Le Sommet des Dieux


A Katmandou, le reporter japonais Fukamachi croit reconnaître Habu Jôji, cet alpiniste que l’on pensait disparu depuis des années. Il semble tenir entre ses mains un appareil photo qui pourrait changer l’histoire de l’alpinisme. Et si George Mallory et Andrew Irvine étaient les premiers hommes à avoir atteint le sommet de l’Everest, le 8 juin 1924 ? Seul le petit Kodak Vest Pocket avec lequel ils devaient se photographier sur le toit du monde pourrait livrer la vérité. 70 ans plus tard, pour tenter de résoudre ce mystère, Fukamachi se lance sur les traces de Habu. Il découvre un monde de passionnés assoiffés de conquêtes impossibles et décide de l’accompagner jusqu’au voyage ultime vers le sommet des dieux.


Ice Man

Note : 4.5 sur 5.

Du roman de Baku Yumemakura à au manga adapté de ce dernier, l’œuvre de Jirô Taniguchi reste une pièce maîtresse de cet élan poétique et spirituelle, où les hommes font face à leurs démons et leur destinée. L’animateur Patrick Imbert (Le Grand Méchant Renard et autres contes) en a repris les commandes, pour que l’on puisse enfin coucher à l’écran les méandres des héros tragiques, qui constituent tout le récit, à mi-chemin entre le fictif et les faits réels. Secondé par la scénariste Magali Pouzol (Funan), le cinéaste parvient à joindre les deux bouts du langage animé, celui que possède le trait lisse européen et celui qui détaille les expressions faciales japonaises. Dans le milieu, parfois méconnu, de l’alpinisme, on recense des noms et des épreuves, dont l’ultime repose au sommet de l’Everest. Il s’agit là d’une quête personnelle, au-delà des plus hautes cimes du monde, là où l’inconnu et la solitude semblent dominer.

Dans un malin jonglage entre la documentation du reporter Fukamachi et les ascensions du grimpeur prometteur Habu, on nous rencarde évidemment dans la chaîne de l’Himalaya. Mais si l’on s’arrêtait à ce genre de constat, ce serait trahir le matériau de base et ses valeurs. Le réalisateur en extirpe la pleine puissance dans un visuel implacable, qui flirte entre l’authenticité du mouvement et du cadre. Il nous emmène dans des lieux, où les frissons convergent, au bout d’une corde, cette ligne de survie, qu’il convient d’entretenir et de respecter. C’est au détour de l’expertise d’Habu que l’on se surprend à grimper à ses côtés, qu’il le veuille ou non. Ajoutons à cela une maîtrise et un sens du timing impeccable du son et de la musique d’Amine Bouhafa, l’expérience sensorielle prend une nouvelle dimension, dès lors que l’on change de plateau, que l’on change d’air ou d’environnement.

Le spectacle tient ses promesses en ce sens et nous invite également à développer une réflexion sur les personnages que l’on retient de l’œuvre d’origine.

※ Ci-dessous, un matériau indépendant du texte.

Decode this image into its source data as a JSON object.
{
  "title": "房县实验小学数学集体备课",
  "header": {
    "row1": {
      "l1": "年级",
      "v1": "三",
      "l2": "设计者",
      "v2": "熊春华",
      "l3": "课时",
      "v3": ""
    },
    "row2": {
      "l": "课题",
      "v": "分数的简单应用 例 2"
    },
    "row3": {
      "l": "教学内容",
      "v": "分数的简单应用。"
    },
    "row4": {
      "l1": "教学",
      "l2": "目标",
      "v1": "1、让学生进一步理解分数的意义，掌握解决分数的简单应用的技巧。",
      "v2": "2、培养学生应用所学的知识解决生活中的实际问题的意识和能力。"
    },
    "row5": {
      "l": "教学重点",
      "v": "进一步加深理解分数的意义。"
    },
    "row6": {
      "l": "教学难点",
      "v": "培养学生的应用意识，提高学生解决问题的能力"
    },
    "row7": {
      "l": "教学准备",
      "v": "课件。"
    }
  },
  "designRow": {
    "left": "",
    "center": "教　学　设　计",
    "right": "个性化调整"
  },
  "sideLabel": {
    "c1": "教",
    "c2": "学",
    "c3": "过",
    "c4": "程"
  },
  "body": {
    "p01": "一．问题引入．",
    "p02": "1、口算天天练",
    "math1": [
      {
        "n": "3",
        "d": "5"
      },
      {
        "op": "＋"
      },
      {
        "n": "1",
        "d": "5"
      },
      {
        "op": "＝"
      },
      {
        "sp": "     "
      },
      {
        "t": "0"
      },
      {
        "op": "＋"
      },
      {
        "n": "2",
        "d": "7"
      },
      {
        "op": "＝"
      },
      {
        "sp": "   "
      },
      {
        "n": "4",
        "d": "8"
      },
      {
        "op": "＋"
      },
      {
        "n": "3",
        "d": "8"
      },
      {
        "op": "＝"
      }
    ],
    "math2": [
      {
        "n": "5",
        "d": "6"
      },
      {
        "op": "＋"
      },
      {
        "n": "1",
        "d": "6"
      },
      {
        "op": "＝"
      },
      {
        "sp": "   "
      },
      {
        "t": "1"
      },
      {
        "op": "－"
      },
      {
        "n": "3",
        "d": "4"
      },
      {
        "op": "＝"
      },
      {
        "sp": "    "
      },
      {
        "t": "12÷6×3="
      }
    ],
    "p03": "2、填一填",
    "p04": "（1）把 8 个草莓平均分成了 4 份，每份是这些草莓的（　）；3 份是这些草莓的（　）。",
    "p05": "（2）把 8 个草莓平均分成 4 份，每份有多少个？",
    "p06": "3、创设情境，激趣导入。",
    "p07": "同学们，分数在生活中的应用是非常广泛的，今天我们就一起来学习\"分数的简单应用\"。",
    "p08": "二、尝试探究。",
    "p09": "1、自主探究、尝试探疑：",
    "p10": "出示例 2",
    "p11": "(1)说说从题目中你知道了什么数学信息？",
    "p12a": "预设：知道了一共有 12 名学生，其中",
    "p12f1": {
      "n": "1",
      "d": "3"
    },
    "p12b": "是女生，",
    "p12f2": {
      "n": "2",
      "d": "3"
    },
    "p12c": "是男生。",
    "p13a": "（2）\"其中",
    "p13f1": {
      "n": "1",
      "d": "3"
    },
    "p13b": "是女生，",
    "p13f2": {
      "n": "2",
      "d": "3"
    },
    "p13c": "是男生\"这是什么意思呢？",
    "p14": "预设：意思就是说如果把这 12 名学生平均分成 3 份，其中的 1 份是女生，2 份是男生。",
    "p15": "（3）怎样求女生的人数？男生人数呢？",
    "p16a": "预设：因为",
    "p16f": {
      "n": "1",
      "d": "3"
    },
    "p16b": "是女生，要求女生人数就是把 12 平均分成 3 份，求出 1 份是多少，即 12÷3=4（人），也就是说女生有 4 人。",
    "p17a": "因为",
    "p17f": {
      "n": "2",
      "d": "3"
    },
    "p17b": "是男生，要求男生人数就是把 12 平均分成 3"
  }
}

L’homme et son équipement, l’homme et sa passion ou l’homme et ses ambitions ? On s’interroge de tout part sur la nécessité d’atteindre ce pic, qui trotte déjà dans la tête d’enquêteurs et d’historiens. L’un des premiers aventuriers disparus, Mallory et Irvine, laissent penser qu’il y a une vérité cachée et qui viendrait remodeler le vertige que l’on nous fait vivre. Être le premier à fouler le sommet ou être le dernier à rendre hommage à ces âmes intrépides. De ce fait, Habu fascine d’autant plus que la face nord de l’Everest fascine. Le rapport d’échelle déstabilise, mais c’est avec cette communion dans les ascensions qu’on en viendrait à y resonger encore et encore, car l’on ne souhaite que se dépasse, jusqu’à épuisement des ressources et des défis.

L’expérience qu’est « Le Sommet des Dieux » emmène ainsi les spectateurs au fond de leur siège, comme au plus haut sommet de l’animation. Nous restons donc là, pensif, immergé et éblouis par un panorama qui appelle nos sens à se développer, le temps d’une ascension vertigineuse que nous offre Imbert et son équipe. Si la thématique de la pseudo crise existentielle pourrait toutefois en rebuter plus d’un, il faudrait avant tout y avoir goûté pour se convaincre et rejeter tout nihilisme, évoqué à tort. On ne nous projette pas simplement le squelette de la culpabilité et d’une foi remarquable en l’espoir et la chair. C’est un moment de cinéma qui ne manque pas de se révéler limpide, pourvu que l’on reste bien sanglé.